BINNIE: Al bij al was het een relatief beheerste reactie. Het ergst denkbare scenario was dat hij troepen naar Jemen had gestuurd om er de regering te ondersteunen. Dat was alleen koren op de molen van Al-Qaeda geweest. De bevolking zou zich van zijn regering hebben afgekeerd en zich mogelijk bij de terreurgroepering hebben aangesloten. Obama is niet in die val getrapt. Hij heeft toegegeven dat zijn inlichtingendiensten hadden gefaald, omdat ze de naam van Abdulmutallab niet snel genoeg hadden doorgegeven, en heeft gepaste maatregelen getroffen.

Was het niet opmerkelijk dat de vader van een terrorist zelf het extremisme van zijn zoon ging aanklagen?

HARTLEY: Het was een opsteker voor de Amerikaanse overheid. Het wijst op een groot vertrouwen in het Amerikaanse systeem. Bij de sluiting van Guantanamo kreeg Obama bakken kritiek. Maar als de gevangenis met haar bekende folterpraktijken nog had bestaan, had de vader van Umar Abdelmutallab zijn zoon wellicht nooit aangegeven.

Abdulmutallab is een Nigeriaan. Was hij op de een of andere manier ‘geronseld’ door de islamistische organisaties die in Afrika de kop opsteken?

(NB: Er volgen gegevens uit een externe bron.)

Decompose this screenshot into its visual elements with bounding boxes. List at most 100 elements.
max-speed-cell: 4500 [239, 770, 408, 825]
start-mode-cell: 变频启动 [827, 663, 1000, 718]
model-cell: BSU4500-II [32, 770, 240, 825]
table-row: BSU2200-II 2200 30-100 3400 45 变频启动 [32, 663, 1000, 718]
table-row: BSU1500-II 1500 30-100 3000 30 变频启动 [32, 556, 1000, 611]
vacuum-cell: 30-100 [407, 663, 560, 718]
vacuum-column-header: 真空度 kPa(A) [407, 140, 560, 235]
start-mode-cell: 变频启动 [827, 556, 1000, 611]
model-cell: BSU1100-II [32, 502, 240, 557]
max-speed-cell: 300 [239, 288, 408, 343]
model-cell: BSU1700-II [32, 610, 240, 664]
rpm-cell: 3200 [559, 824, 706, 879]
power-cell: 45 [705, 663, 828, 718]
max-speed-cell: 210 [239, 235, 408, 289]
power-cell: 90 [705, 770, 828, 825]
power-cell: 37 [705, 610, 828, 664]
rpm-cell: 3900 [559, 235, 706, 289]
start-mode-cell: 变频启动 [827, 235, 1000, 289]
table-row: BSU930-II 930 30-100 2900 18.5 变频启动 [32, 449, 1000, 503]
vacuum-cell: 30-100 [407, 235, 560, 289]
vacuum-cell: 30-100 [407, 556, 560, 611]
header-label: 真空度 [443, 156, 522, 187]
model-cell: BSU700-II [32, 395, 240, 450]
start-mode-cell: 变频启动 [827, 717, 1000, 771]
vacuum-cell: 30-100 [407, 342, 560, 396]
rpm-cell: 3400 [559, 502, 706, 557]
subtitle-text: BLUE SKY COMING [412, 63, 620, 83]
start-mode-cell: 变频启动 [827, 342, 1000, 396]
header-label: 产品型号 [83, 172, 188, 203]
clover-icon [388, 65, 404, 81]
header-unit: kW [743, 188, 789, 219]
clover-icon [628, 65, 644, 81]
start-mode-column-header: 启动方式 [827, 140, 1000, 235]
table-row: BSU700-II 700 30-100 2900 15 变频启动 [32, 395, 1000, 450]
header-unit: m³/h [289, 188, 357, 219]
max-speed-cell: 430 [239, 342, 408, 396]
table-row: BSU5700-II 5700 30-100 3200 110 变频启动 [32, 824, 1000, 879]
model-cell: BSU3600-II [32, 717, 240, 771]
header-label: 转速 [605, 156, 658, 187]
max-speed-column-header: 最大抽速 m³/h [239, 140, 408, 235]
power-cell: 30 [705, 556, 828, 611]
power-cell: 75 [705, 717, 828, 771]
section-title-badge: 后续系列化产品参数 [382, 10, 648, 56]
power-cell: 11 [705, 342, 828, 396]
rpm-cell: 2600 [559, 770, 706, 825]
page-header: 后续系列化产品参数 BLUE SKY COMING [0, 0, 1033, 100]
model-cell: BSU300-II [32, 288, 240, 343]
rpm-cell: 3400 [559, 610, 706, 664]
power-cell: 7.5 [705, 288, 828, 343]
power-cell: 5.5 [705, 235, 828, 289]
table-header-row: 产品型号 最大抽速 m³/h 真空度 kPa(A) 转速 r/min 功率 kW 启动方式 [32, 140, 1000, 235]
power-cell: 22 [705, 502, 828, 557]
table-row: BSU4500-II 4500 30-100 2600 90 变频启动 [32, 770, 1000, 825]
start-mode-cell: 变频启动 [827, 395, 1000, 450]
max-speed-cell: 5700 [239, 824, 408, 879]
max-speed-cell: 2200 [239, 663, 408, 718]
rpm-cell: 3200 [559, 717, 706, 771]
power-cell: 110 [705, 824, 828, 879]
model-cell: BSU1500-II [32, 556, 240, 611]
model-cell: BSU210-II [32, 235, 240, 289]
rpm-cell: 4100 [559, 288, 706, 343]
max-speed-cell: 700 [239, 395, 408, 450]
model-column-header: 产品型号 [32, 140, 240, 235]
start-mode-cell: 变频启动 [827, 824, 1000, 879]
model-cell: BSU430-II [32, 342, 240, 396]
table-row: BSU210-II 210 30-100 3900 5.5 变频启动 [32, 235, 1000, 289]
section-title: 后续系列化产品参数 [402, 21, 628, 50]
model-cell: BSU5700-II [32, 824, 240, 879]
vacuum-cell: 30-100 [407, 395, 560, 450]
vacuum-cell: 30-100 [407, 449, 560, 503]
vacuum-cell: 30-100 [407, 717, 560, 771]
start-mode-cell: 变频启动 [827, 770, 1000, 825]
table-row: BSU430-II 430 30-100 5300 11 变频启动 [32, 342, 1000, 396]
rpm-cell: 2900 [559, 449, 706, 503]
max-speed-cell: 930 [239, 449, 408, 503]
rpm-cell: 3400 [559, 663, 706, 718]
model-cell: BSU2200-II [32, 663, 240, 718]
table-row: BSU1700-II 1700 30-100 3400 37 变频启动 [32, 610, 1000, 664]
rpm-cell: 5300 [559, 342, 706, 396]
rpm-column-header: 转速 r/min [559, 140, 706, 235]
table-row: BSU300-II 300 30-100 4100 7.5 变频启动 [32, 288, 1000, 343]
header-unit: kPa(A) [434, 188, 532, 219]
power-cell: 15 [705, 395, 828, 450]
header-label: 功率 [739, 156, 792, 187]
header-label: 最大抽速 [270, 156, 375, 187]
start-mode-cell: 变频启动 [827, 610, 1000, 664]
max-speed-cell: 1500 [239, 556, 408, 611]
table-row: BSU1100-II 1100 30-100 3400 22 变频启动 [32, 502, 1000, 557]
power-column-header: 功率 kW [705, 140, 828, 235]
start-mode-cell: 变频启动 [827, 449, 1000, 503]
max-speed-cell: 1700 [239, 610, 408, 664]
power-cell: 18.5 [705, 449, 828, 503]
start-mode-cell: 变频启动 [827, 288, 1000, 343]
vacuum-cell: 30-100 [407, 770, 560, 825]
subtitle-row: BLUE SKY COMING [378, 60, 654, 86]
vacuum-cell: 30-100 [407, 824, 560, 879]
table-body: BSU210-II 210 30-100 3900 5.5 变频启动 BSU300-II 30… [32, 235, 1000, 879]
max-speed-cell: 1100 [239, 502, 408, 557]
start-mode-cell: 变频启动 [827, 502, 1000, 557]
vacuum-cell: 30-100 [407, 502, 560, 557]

BINNIE: Alles wijst erop van niet. Abdulmutallab is geen typische maar een zeer geprivilegieerde Nigeriaan. Hij bracht veel meer tijd buiten dan binnen Nigeria door. Hij groeide op in Togo, verbleef vervolgens in Londen en trok naar Jemen om er Arabisch te leren. Vanuit Dubai ten slotte keerde hij naar Jemen terug, waar hij de aanslag voorbereidde. Met de Noord-Nigeriaanse islamisten had hij geen enkele band. Hun denkbeelden van hekserij zijn ook helemaal niet compatibel met de salafistische instelling van Al-Qaeda.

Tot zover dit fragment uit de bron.